Pity. This record is broken I think. The surface is grey, the sound has a lot of hiss. Did I use a nail to listen to it? I know I had some bad players in the past, but the surface of this record seems completely lost. Time for a short explanation about record damage.
As they say, the music is in the groove. As the record is played, the stylus picks up the music from within the groove itself, with the stereo effect coming from the left or right of that groove. This means there is no so0und coming from outside of that groove. Imagine this as a valley in-between mountains. The valley is where the music is, the mountains are not even touched.
Now that is happening with a good stylus, one that reaches all the way to the bottom of that valley. If the stylus is a bit worse, or has some dust on it, it might not reach the bottom. It still picks up the music, but less so. It also is effected more by damage that was done to the surfaces between the grooves (the mountains).

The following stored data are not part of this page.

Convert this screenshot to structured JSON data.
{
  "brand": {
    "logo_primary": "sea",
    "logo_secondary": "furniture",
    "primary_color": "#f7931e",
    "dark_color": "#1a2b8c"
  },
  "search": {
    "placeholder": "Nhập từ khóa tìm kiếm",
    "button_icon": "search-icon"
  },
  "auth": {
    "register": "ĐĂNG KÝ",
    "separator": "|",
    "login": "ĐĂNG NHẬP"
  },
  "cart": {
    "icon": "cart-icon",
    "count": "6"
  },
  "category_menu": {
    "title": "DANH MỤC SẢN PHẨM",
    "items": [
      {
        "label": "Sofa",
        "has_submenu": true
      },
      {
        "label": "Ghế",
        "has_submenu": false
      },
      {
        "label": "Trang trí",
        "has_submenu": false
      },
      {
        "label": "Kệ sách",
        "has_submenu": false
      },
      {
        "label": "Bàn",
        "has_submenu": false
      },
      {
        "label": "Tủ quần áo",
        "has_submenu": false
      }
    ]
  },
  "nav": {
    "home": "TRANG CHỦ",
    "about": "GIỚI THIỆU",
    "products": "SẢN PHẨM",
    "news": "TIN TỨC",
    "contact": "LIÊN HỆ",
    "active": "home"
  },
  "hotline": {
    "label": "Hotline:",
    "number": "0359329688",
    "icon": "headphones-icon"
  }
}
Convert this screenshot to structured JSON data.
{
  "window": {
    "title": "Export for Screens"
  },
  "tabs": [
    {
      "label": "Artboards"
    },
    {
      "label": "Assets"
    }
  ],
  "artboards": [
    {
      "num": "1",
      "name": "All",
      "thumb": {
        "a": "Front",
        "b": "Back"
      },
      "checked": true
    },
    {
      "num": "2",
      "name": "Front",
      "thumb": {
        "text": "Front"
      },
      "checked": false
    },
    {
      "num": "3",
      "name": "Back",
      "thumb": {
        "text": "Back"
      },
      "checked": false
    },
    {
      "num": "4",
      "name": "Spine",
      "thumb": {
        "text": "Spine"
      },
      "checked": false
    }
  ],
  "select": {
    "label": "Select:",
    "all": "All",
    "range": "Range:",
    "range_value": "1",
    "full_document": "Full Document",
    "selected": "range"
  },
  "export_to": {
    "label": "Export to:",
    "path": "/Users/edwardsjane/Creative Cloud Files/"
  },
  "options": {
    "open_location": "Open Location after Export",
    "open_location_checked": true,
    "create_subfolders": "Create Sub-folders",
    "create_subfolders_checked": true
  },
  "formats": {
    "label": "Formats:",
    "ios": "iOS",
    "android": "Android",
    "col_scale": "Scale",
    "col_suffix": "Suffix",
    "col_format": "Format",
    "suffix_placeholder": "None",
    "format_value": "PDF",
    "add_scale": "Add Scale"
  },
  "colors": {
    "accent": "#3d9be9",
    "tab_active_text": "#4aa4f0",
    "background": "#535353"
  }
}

How every kind of damage effects the sound of the recording depends on the type of vinyl and the state of the stylus that is used. But in general, here goes nothing.
- Specks. Mostly these are little spots that can be felt with your finger. No idea where those are coming from, but when they are there, they present themselves as little white dots on the surface. They can be easily removed, just by a fingernail. You’re only touching the top of the ‘mountains’, so no real damage can be done in doing that.
- Greasy fingers. Stains from touching the record in the wrong way, with dirty hands. Can sometimes be removed by a soft piece of cloth. but if they cannot be, the record has to be cleaned by a good record cleaning machine (RCM in record-nerd-speak). The bad ones can be heard in playback because of a regular soft distortion.
- Scratches. This is the classic, but they are not always heard. The extent of the damage is very dependent on the type of vinyl, and on how deep the scratch goes. If you can see it, it does not always mean you can hear it. If you can hear it, alas, this damage is not repairable. I know there are cleaners out there that promise that, but these create a kind of residue that in the long run will only damage the record more.
- Greyness. A record can be played so many times, it gets grey. Usually because the stylus was damaged, leave little scratches inside the groove. This can come in many ways, both noticeable and not. Sometimes this is repairable by a good RCM, but more often than not this is the end of your record. It just means the groove itself is damaged, and the music is lost. There some record companies that were using vinyl that looks like this after some decades (blue-note for instance) but only sounds better.
- Botched wash job. Please, don’t wash your records with any fluid and then just sun dry it. It leave these nasty stains all over the place. This is a perfect job for a good RCM though, and nine out of ten it gets your record totally repaired. If it doesn’t, try it a second time, but I have had cases where the previous fluid is crusted in the record groove. Some of these dissolved the dust, creating this kind of rock hard groove crust.
Wouldn’t this be nice with pictures and examples of how it sounds?